Zimbabwean authorities say the lithium, platinum and nickel production will be used to make solar batteries.
President Emmerson Mnangagwa said the project, about an hour’s drive northwest of Harare, would help turn around the decline of Zimbabwe’s economy.
“The mines-to-energy park will augment my government’s thrust of value addition and beneficiation of minerals, as well as bolster the crucial role that minerals’ value chain plays in the national industrialization agenda," he said. "It is set to mark the inception of a lithium ion battery chain in Zimbabwe. It is set to place Zimbabwe among the world’s producers of lithium ion batteries.”
Zimbabwe’s government plans to provide the land and minerals for the park, while the two Chinese companies investing will bring in machinery and needed funds.
Mnangagwa is aiming for a $12 billion mining industry in Zimbabwe by next year.
Lionel Mhlanga, director at Hong Kong Eagle International Holdings, one of the Chinese investors, said the project "will revolutionize the mining and energy sector of Zimbabwe, ensuring optimum value addition for all minerals extracted locally. Zimbabwe is endowed with most if not all minerals needed in this clean energy drive. Eagle International Investment Holdings and Pacific Goal Investment are partnering with the government of Zimbabwe to set up this industrial park. This multibillion-dollar project, on completion, will have a turnover exceeding $13 billion annually.”
But critics note Zimbabwe has announced several multibillion-dollar projects in recent years that fell apart, include mining by Russian investors for platinum and Chinese for diamonds.
The projects that do go forward rarely benefit ordinary Zimbabweans, said opposition lawmaker and rights activist Daniel Molokele.
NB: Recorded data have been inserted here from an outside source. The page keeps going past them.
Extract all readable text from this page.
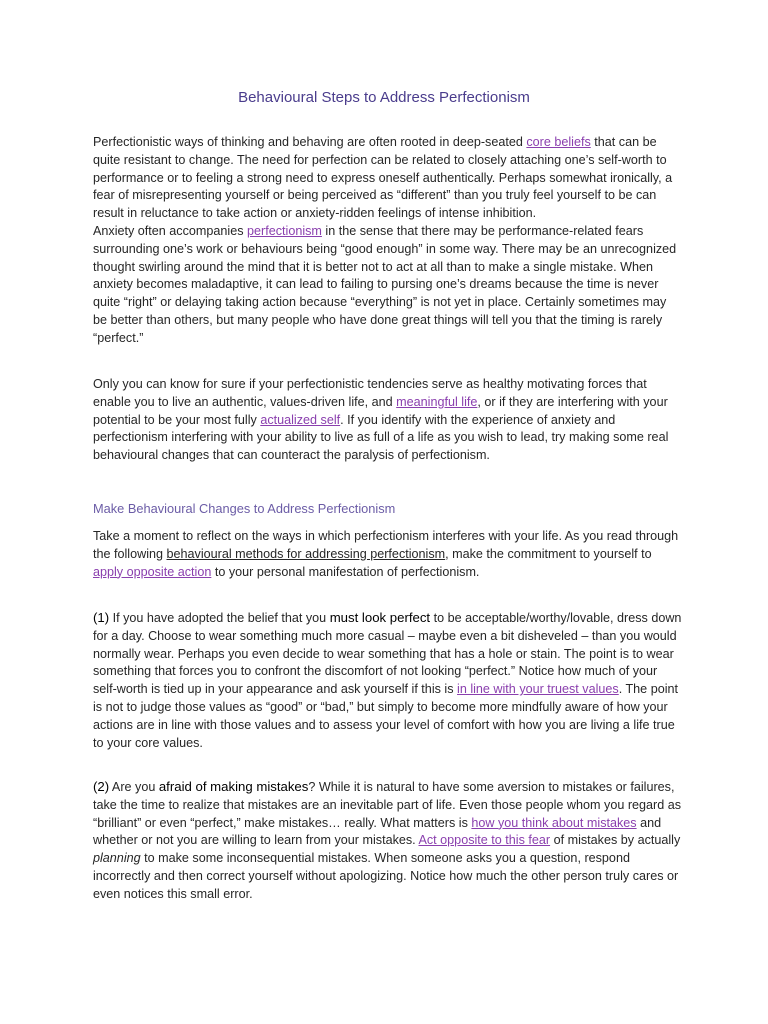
Behavioural Steps to Address Perfectionism

Perfectionistic ways of thinking and behaving are often rooted in deep-seated core beliefs that can be quite resistant to change. The need for perfection can be related to closely attaching one’s self-worth to performance or to feeling a strong need to express oneself authentically. Perhaps somewhat ironically, a fear of misrepresenting yourself or being perceived as “different” than you truly feel yourself to be can result in reluctance to take action or anxiety-ridden feelings of intense inhibition.

Anxiety often accompanies perfectionism in the sense that there may be performance-related fears surrounding one’s work or behaviours being “good enough” in some way. There may be an unrecognized thought swirling around the mind that it is better not to act at all than to make a single mistake. When anxiety becomes maladaptive, it can lead to failing to pursing one’s dreams because the time is never quite “right” or delaying taking action because “everything” is not yet in place. Certainly sometimes may be better than others, but many people who have done great things will tell you that the timing is rarely “perfect.”

Only you can know for sure if your perfectionistic tendencies serve as healthy motivating forces that enable you to live an authentic, values-driven life, and meaningful life, or if they are interfering with your potential to be your most fully actualized self. If you identify with the experience of anxiety and perfectionism interfering with your ability to live as full of a life as you wish to lead, try making some real behavioural changes that can counteract the paralysis of perfectionism.

Make Behavioural Changes to Address Perfectionism

Take a moment to reflect on the ways in which perfectionism interferes with your life. As you read through the following behavioural methods for addressing perfectionism, make the commitment to yourself to apply opposite action to your personal manifestation of perfectionism.

(1) If you have adopted the belief that you must look perfect to be acceptable/worthy/lovable, dress down for a day. Choose to wear something much more casual – maybe even a bit disheveled – than you would normally wear. Perhaps you even decide to wear something that has a hole or stain. The point is to wear something that forces you to confront the discomfort of not looking “perfect.” Notice how much of your self-worth is tied up in your appearance and ask yourself if this is in line with your truest values. The point is not to judge those values as “good” or “bad,” but simply to become more mindfully aware of how your actions are in line with those values and to assess your level of comfort with how you are living a life true to your core values.

(2) Are you afraid of making mistakes? While it is natural to have some aversion to mistakes or failures, take the time to realize that mistakes are an inevitable part of life. Even those people whom you regard as “brilliant” or even “perfect,” make mistakes… really. What matters is how you think about mistakes and whether or not you are willing to learn from your mistakes. Act opposite to this fear of mistakes by actually planning to make some inconsequential mistakes. When someone asks you a question, respond incorrectly and then correct yourself without apologizing. Notice how much the other person truly cares or even notices this small error.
"The mining model that we have, which favors countries such as China, is a big disadvantage for the poor people of Zimbabwe because the investment method is called extractive mining," he said. "It’s to the advantage of the investor [rather] than to local communities. So Zimbabwe is not benefiting — at least at common citizen level — until and unless we come up with a mining model that favors local communities, that allows for shareholding and profiting for local communities in all mining investments.”
Zimbabwe is home to valuable minerals such as gold, iron, diamonds, lithium, platinum and chrome. But the World Bank says half of Zimbabweans live on less than $1 per day.
Farai Maguwu, the director of the Centre for Natural Resource Governance, a group working to improve governance of Zimbabwe’s natural resources, said the metals park deal needs to be transparent and aimed at helping locals, or else Zimbabwe will remain a resource-cursed country.
“If the government is merely looking at creating jobs, then that’s a very minimal expectation that we can have out of this project," he said. "What we see with the Chinese in Zimbabwe is that everything they are getting, they are taking to China. That’s why the influx of Chinese investors in Zimbabwe is not contributing anything, even to liquidity, in our financial sector, simply because the Zimbabweans are not involved in these projects. We are simply giving them access to our resources without any plan.”
The battery metals park is expected to be up to 50 square kilometers in size when completed in about three years.